Kuh-Toilette for Future?

Ausscheidungen von Rindern belasten die Umwelt – mit negativen Folgen fürs Klima. Forschende aus Australien und Deutschland bieten nun eine Lösung zum Einsparen von Emissionen an: die Toilette für die Kuh.

Von Insa Germerott
Veröffentlicht am 5. Juli 2022, 08:59 MESZ
Die Hinterteile zweier Kühe, die im Stall beim Fressen stehen.

Kuhurin belastet das Grundwasser – und ist schlecht für die Umwelt. Die Lösung soll laut Forschenden die Kuh-Toilette sein, die den Urin der Kühe direkt auffängt und ableitet.

Foto von cottonbro / Pixels

Elf Millionen Tiere – so groß ist die Zahl der Rinder in Deutschland. Das ist in etwa so viel wie Baden-Württemberg Einwohner zählt. Die meisten von ihnen werden für Milch- und Fleischerzeugnisse gezüchtet – und haben einen negativen Einfluss auf die Umwelt und den Klimawandel. Denn die Ausscheidungen der Tiere sorgen für eine Verunreinigung von Boden und Grundwasser und tragen zur Erderwärmung durch Treibhausgase bei.  

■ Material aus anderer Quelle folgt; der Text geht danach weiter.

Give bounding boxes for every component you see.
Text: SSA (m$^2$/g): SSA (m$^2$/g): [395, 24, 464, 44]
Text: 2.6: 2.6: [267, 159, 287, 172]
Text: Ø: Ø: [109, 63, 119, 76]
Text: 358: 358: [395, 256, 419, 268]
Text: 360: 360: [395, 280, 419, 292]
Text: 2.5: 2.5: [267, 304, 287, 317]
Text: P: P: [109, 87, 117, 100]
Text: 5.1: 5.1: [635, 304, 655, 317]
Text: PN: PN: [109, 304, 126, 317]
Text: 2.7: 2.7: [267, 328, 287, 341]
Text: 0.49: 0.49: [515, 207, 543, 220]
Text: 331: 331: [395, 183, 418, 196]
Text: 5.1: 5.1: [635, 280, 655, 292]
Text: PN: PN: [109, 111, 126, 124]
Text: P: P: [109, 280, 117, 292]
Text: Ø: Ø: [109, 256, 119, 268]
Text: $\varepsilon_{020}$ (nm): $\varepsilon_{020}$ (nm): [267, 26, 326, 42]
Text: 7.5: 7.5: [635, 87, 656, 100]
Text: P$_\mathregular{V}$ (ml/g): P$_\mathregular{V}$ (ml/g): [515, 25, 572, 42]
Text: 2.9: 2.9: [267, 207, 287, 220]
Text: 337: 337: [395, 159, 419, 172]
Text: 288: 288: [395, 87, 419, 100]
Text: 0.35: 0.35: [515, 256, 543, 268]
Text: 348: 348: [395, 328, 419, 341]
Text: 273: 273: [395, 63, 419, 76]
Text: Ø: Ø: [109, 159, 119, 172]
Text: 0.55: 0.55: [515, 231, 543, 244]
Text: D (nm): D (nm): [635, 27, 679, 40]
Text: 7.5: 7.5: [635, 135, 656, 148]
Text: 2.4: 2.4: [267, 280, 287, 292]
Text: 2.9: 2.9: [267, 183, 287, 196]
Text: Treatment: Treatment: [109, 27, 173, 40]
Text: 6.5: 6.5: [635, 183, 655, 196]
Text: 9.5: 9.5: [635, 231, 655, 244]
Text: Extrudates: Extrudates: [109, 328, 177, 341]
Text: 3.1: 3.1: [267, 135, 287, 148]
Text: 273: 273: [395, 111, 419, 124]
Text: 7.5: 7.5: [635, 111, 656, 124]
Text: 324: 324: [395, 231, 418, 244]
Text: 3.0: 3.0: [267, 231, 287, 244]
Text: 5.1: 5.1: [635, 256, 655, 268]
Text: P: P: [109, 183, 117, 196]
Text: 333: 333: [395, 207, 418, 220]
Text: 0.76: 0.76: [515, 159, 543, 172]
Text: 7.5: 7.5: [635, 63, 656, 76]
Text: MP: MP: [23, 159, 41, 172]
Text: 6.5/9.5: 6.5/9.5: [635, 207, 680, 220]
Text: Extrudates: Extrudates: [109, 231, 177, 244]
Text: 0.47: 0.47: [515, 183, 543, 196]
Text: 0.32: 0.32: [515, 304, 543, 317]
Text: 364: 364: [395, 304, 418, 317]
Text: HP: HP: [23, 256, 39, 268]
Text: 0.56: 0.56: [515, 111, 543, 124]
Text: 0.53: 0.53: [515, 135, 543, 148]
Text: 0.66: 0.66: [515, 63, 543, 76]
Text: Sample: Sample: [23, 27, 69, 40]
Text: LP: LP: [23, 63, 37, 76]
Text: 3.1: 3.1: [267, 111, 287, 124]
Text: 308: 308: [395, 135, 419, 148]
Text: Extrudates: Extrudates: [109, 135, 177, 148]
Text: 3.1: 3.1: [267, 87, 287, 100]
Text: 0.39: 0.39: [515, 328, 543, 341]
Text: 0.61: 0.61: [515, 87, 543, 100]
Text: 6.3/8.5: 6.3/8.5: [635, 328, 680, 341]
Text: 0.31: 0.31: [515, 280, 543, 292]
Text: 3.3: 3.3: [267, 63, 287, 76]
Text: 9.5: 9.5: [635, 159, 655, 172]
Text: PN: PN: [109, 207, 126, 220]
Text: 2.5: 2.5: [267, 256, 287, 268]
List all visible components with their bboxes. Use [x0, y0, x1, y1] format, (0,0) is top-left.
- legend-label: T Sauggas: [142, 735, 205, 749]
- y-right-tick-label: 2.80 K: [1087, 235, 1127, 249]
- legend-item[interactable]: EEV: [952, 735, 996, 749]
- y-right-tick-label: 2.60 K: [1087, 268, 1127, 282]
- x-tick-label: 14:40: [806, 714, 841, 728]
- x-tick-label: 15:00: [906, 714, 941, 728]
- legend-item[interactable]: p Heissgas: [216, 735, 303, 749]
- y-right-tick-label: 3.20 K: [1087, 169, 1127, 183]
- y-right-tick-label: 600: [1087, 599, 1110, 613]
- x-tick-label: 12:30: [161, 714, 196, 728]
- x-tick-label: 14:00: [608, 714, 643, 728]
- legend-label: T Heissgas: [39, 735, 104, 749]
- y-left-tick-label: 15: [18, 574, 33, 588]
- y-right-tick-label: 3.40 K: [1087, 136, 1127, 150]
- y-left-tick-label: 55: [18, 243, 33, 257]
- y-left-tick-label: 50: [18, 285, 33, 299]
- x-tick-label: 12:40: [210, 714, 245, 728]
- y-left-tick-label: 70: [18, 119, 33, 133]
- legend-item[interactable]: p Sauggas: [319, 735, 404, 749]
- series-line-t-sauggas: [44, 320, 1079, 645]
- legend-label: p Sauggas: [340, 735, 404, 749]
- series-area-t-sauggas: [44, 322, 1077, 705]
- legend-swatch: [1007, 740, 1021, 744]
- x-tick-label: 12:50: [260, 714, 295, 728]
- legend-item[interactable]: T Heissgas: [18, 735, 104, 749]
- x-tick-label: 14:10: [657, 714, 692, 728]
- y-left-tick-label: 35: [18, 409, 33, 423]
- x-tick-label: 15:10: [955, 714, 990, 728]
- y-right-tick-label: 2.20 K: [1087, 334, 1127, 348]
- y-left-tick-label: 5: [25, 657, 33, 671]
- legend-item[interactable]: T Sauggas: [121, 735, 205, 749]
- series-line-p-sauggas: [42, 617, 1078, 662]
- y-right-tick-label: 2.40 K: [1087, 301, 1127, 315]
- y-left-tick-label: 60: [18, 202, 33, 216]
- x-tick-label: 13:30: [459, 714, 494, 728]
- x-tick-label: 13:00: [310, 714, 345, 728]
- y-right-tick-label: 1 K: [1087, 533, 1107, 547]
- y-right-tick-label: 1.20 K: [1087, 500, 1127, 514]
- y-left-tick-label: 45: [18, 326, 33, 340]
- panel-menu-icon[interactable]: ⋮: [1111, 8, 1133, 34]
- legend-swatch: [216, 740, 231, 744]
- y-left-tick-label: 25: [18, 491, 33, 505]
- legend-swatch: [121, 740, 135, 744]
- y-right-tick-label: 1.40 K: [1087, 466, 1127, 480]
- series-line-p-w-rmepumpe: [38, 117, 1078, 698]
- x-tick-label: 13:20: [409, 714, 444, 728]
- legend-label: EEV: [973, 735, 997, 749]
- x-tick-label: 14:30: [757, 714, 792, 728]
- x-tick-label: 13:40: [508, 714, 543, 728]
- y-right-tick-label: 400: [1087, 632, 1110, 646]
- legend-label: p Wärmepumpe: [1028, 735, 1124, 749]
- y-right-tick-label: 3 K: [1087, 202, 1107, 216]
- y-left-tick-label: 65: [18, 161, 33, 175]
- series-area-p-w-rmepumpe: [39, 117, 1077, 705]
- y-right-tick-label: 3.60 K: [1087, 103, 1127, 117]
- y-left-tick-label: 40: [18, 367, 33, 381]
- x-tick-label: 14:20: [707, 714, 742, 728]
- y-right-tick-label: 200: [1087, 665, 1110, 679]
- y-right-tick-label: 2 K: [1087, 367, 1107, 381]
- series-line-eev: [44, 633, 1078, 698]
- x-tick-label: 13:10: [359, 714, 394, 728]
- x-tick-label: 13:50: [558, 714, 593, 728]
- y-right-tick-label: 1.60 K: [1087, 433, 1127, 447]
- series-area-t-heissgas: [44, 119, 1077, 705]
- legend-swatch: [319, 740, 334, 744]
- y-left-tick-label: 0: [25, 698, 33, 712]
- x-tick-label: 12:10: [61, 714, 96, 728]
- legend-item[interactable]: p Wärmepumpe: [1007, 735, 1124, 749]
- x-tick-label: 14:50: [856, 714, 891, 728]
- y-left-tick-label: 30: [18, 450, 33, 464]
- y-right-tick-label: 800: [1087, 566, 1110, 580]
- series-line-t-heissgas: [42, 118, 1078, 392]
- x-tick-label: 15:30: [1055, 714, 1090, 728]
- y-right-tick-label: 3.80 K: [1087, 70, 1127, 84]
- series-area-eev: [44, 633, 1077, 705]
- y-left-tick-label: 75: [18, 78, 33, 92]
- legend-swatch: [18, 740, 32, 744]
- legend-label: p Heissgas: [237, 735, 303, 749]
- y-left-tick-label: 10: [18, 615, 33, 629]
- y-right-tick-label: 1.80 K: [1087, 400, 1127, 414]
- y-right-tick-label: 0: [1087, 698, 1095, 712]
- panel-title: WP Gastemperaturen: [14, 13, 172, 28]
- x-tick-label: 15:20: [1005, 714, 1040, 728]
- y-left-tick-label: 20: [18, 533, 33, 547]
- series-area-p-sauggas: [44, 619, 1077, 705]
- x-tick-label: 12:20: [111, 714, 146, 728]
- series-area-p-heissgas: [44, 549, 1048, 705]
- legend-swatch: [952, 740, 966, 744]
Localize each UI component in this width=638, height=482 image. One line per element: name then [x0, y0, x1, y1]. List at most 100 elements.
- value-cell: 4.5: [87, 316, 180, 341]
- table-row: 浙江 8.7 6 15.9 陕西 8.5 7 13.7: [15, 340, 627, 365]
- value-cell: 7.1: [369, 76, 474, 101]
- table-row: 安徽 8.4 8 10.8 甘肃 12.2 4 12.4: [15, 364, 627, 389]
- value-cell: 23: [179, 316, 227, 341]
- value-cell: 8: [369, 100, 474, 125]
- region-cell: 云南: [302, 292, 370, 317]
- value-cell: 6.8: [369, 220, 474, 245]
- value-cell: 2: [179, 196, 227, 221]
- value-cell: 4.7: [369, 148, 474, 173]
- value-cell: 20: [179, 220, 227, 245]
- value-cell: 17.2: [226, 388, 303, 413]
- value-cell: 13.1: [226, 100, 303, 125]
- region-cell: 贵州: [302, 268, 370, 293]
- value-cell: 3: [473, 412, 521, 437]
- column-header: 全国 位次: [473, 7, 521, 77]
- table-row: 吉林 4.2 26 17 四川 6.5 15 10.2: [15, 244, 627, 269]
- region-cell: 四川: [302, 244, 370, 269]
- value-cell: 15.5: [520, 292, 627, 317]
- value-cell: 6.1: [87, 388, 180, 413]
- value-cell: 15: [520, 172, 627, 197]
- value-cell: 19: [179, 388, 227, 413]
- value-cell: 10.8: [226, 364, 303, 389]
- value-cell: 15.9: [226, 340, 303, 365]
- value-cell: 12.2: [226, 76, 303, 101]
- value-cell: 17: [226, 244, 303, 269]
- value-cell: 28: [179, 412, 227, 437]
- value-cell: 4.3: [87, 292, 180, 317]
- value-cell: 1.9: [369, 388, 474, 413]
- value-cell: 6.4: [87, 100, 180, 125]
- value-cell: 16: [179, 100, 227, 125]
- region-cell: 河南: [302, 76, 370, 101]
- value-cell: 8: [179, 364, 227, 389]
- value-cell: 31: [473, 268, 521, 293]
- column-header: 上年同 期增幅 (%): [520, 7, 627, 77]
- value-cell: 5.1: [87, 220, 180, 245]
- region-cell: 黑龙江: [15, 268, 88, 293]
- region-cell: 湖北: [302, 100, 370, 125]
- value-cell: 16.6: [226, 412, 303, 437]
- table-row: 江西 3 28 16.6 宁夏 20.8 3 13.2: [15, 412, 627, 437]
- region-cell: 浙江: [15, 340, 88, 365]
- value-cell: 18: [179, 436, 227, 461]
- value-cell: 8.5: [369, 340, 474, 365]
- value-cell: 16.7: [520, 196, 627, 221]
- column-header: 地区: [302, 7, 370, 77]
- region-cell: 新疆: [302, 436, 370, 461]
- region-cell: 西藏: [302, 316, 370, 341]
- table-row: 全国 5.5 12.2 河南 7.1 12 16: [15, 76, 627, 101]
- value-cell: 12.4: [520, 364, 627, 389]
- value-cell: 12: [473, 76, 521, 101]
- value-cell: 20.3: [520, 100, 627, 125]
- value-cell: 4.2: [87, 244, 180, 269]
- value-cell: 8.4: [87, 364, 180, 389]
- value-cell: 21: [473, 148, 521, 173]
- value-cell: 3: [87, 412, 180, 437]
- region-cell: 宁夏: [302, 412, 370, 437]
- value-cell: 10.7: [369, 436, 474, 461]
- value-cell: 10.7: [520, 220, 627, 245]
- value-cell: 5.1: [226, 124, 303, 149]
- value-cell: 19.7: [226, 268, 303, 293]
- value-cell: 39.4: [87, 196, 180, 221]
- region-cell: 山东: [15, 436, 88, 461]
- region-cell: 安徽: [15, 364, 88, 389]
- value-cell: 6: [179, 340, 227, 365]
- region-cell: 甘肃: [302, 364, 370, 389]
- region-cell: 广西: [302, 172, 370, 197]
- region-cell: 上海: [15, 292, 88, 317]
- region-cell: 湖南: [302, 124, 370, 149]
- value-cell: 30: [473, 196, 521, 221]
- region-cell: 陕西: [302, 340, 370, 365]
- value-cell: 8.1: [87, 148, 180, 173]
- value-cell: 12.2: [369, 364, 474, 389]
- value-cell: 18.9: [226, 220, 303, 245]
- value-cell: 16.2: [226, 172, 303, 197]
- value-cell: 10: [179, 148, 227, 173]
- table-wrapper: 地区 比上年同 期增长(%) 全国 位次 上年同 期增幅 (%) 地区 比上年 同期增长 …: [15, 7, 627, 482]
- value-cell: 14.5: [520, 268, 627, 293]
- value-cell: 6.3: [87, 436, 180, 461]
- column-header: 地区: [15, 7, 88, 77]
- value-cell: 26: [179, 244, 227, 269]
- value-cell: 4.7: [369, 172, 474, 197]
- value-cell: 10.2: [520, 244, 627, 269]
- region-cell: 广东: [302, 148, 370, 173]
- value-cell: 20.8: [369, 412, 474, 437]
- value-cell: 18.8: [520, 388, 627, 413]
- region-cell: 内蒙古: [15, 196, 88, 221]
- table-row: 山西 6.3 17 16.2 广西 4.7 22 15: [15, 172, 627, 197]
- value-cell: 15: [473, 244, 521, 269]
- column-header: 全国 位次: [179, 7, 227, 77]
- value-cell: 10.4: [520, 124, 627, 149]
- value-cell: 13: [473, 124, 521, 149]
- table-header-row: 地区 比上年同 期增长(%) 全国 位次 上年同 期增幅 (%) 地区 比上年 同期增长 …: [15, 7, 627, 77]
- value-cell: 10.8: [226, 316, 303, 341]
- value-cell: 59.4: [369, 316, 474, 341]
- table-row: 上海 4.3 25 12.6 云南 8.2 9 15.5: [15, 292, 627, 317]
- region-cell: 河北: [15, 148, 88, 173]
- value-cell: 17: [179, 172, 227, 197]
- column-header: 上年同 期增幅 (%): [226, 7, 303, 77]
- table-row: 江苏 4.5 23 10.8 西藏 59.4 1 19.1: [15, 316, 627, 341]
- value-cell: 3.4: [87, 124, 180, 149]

Kuhurin ist beispielsweise reich an Stickstoff. Gelangt dieser in den Boden, wird er zu Nitrat oder Lachgas abgebaut. Nitrat ist ein problematischer Stoff, da er – sobald er in Gewässer eintritt – das Wachstum von Algen und Unkraut in Flüssen und Seen ankurbelt. Lachgas ist wiederum ein langlebiges Treibhausgas, das stark zur Erderwärmung beiträgt. Bei elf Millionen Rindern allein in Deutschland ist der Beitrag zur Verschlechterung von Boden und Grundwasser sowie zur Erwärmung durch Ausscheidungen enorm. 

“Rinderurin ist eine der Hauptursachen für unser Stickstoffproblem. ”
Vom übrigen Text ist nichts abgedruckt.